The parish records witness to the marriages of three Birkmyres during the sixth decade of the 18th century.A Henry, a John and another John, the last specifically described as 'Weaver in Kilbarchan'. All married girls with good local names-Janet Craig, Agnes Carruth and Marion Hare. Of such folk was born the first Henry Birkmyre of The Gourock Ropework Company. He was born to Henry Birkmyre and his wife, Jane Craig, on January 12th, 1762. Only nine months previously Marion Hare, the wife of John Birkmyre, had given birth to a daughter christened Agnes. Young Henry and Agnes - full cousins and the bride older than her groom-were married in 1785. The first Family Bible states that young Henry was born in Lochwinnoch, and this may well have been so. Lochwinnoch and Kilbarchan are only five miles apart, and an honest weaver took employment where he could find it. It is still beyond a doubt that the young people who migrated to Port Glasgow in 1792 came thence from Kilbarchan and regarded it as their native place.

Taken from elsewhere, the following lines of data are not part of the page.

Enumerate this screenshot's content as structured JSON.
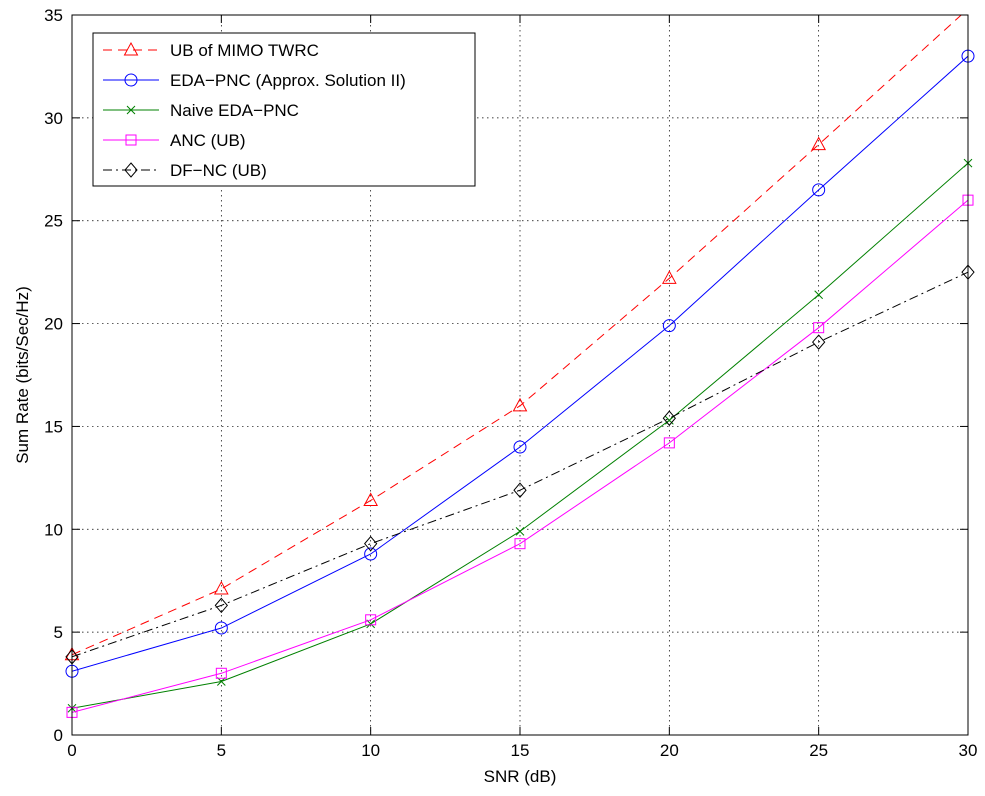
{
  "chart_data": {
    "type": "line",
    "xlabel": "SNR (dB)",
    "ylabel": "Sum Rate (bits/Sec/Hz)",
    "xlim": [
      0,
      30
    ],
    "ylim": [
      0,
      35
    ],
    "xticks": [
      0,
      5,
      10,
      15,
      20,
      25,
      30
    ],
    "yticks": [
      0,
      5,
      10,
      15,
      20,
      25,
      30,
      35
    ],
    "grid": true,
    "legend_position": "top-left",
    "x": [
      0,
      5,
      10,
      15,
      20,
      25,
      30
    ],
    "series": [
      {
        "name": "UB of MIMO TWRC",
        "color": "#ff0000",
        "dash": "dashed",
        "marker": "triangle",
        "values": [
          3.9,
          7.1,
          11.4,
          16.0,
          22.2,
          28.7,
          35.3
        ]
      },
      {
        "name": "EDA−PNC (Approx. Solution II)",
        "color": "#0000ff",
        "dash": "solid",
        "marker": "circle",
        "values": [
          3.1,
          5.2,
          8.8,
          14.0,
          19.9,
          26.5,
          33.0
        ]
      },
      {
        "name": "Naive EDA−PNC",
        "color": "#008000",
        "dash": "solid",
        "marker": "x",
        "values": [
          1.3,
          2.6,
          5.4,
          9.9,
          15.3,
          21.4,
          27.8
        ]
      },
      {
        "name": "ANC (UB)",
        "color": "#ff00ff",
        "dash": "solid",
        "marker": "square",
        "values": [
          1.1,
          3.0,
          5.6,
          9.3,
          14.2,
          19.8,
          26.0
        ]
      },
      {
        "name": "DF−NC (UB)",
        "color": "#000000",
        "dash": "dashdot",
        "marker": "diamond",
        "values": [
          3.8,
          6.3,
          9.3,
          11.9,
          15.4,
          19.1,
          22.5
        ]
      }
    ]
  }
}
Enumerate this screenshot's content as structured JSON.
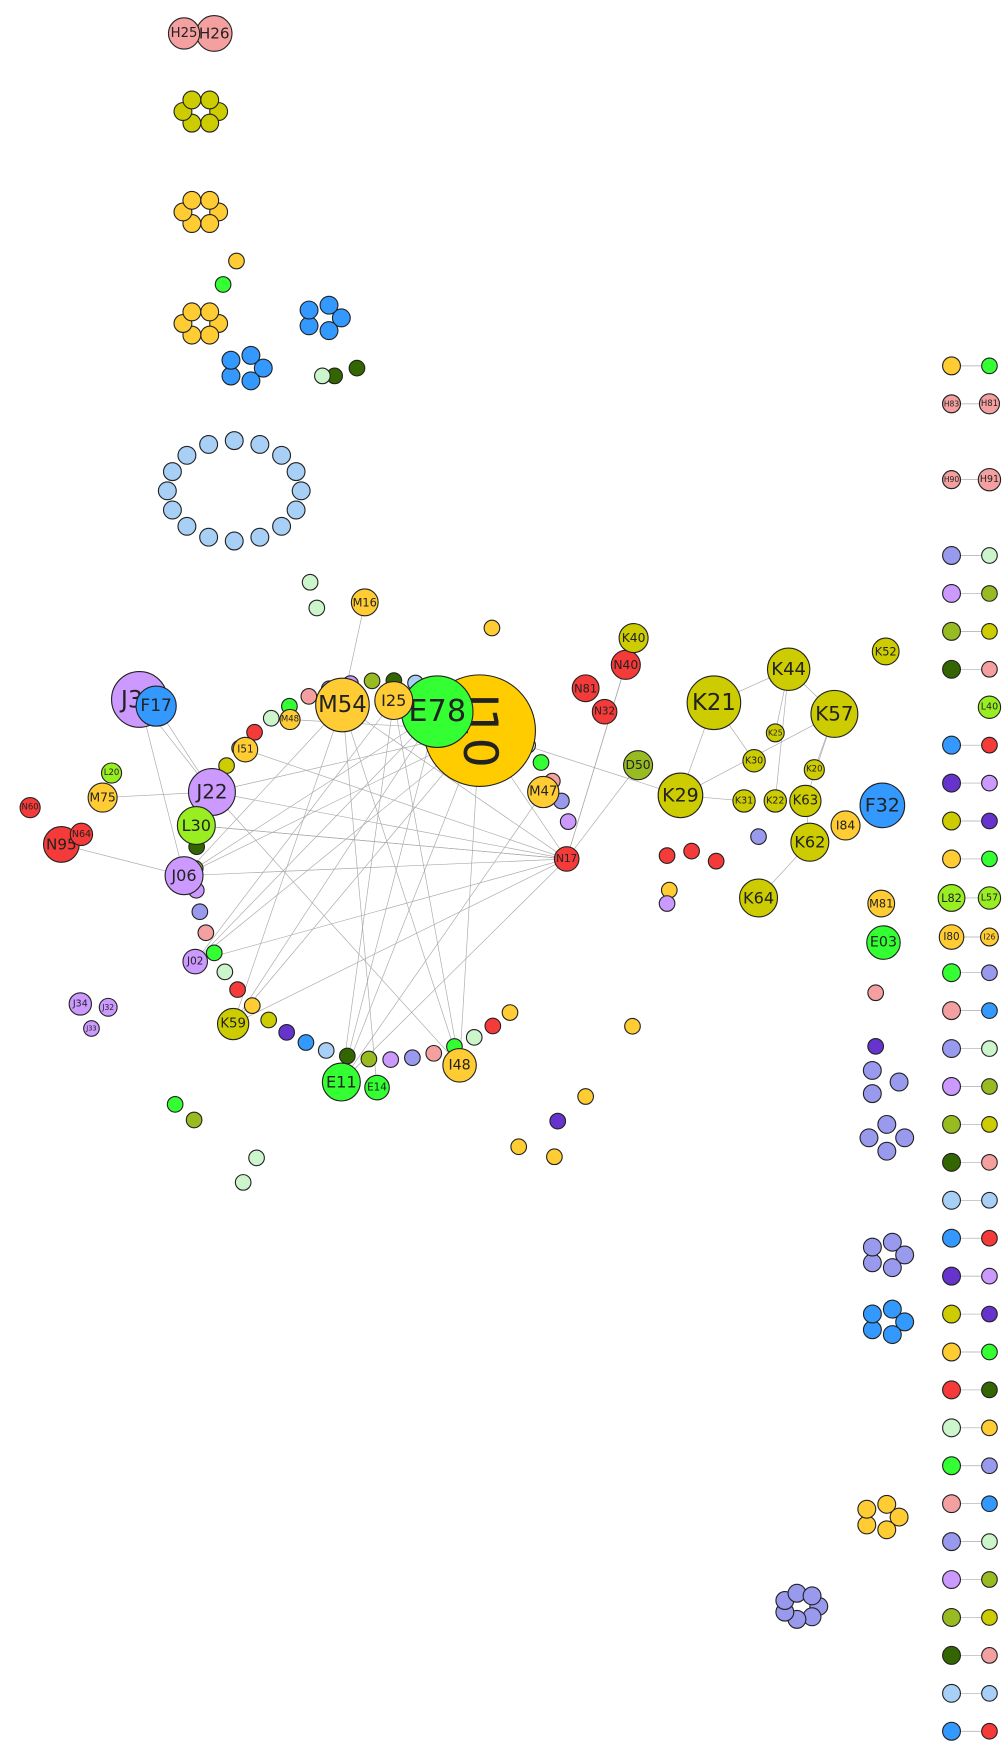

A portrait of the old gentleman-reproduced at the beginning of this chapter-has survived and hangs in the Board Room at Port Glasgow. It is not a major work of art, and his younger descendants are apt to be irreverent in their interpretations of the subject's aspect. The picture is nevertheless a fair enough likeness of a man with a candid, bland expression-the fact of a simple, honest sort of man. The hair over the forehead straggles in a curiously unkempt fashion, but underneath those untidy locks there gleams a shrewd pair of eyes, of such a colour and setting as detached observers see persisting in his descendants to this day.

Birkmyre Family History

Henry Birkmyre

Some of these details were taken from "The Gourock" by George Blake. Written in the 60's I have no reason to think that this part of the text is inaccurate although other parts of the book I have found to be "slightly off the mark."
The family bible that is mentioned was not an unusual thing for a family to have (I own one myself) and it is has been mentioned to me that the Birkmyres was left in Broadstone. When it was discovered it was then handed to the parish priest of the Holy Family which is close by. At this time I have no evidence to support this information. It would seem strange when there is a Birkmyre still living in the area that no attempt was made to return it to a member of the family.